Tailored trousers and a fine silk shirt marked him as someone belonging to minor nobility, obviously slumming it. His dark brown hair hung loose about his face and brushed his shoulders to partially obscure the tilt of his neck.
“Damn, where are you?” he muttered when he stopped to straighten his shirt.
I bit my lip and thought of his blood, hot and rich as I lapped at the puncture wounds I would make. Not yet. I clenched my hands. Even from here I smelled him, the light muskiness of a young male in his prime. His flesh would be firm to the touch, holding the warmth mine lacked. My cock hardened as I considered how it would feel to run my hands over his chest and down his thigh then toward…
No. I must remain focused. I was here to hunt. Not for bedroom play. Though he was beautiful, and I could only wonder who’d stood him up.
A movement to my left, near dense reeds by the riverbank drew my attention. I stood very still and caught a faint whiff of damp rot. Sewer dweller. I almost hissed. This was my hunt. Torn, I glanced to the boy then back to the lurking figure. To have gone to all this trouble, only to have an interloper interrupt me.
Some quirk of fate decided the outcome. A woman called from some distance away. “Francois!” and the boy jogged past my hiding place.

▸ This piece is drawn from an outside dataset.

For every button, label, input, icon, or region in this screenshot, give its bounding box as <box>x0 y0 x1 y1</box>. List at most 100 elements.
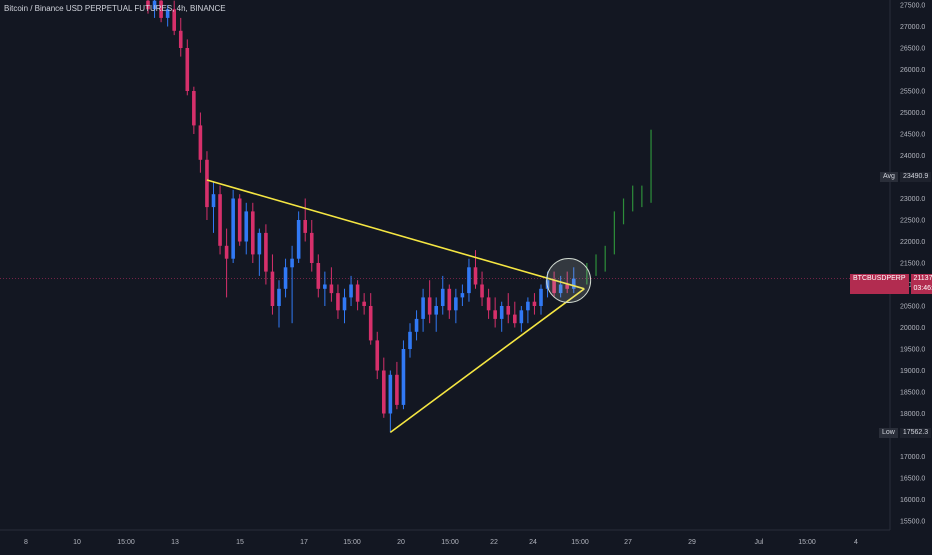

“Heloise!” he replied. So intent was Francois on his goal that he went right past my hiding place without seeing me.
As soon as he was out of earshot, I did allow myself to hiss, and I focused my ire on the other vampire who was now well aware of my presence. He stood frozen.
Territorial scraps between Ysul’s vampires and the outcast sewer dwellers were mercifully few and rarely bloody, but my anger at having my concentration broken drove me to confront the creature. By unwritten law, he was outside of his ‘allowed’ territory and, therefore, fair game.
I shoved the reeds aside and halted three paces from the interloper.
The unfortunate must’ve been no more than ten when it was changed, but it was impossible for me to determine its gender. Its clothing was a soggy mess of rags carried on a bony frame. Large eyes were set in a pallid face with too-large mouth, its bloodless lips pulled back in a silent snarl. “Blood lord.” Its accompanying hiss slithered terror down my spine. I did not like the look of those teeth. There were too many, too long and sharp, like that of a fish.
I stepped back, now unsure of the wisdom of my approach. “Terribly sorry,” I said even as I entertained visions of its fangs sinking into some soft part of my flesh. I backed up a few more paces.
“The blood tide is rising. You’ll all die and the city will be ours again.”
My hunger retreated, and Ezekiel’s company seemed far more appealing than the inconvenience of having to set out on another hunt. I was in no mood to hang about and suffer a sewer dweller’s threats. Even if they were backed up by a bite that would rival that of a rabid dog. At this moment I despised myself for my cowardice.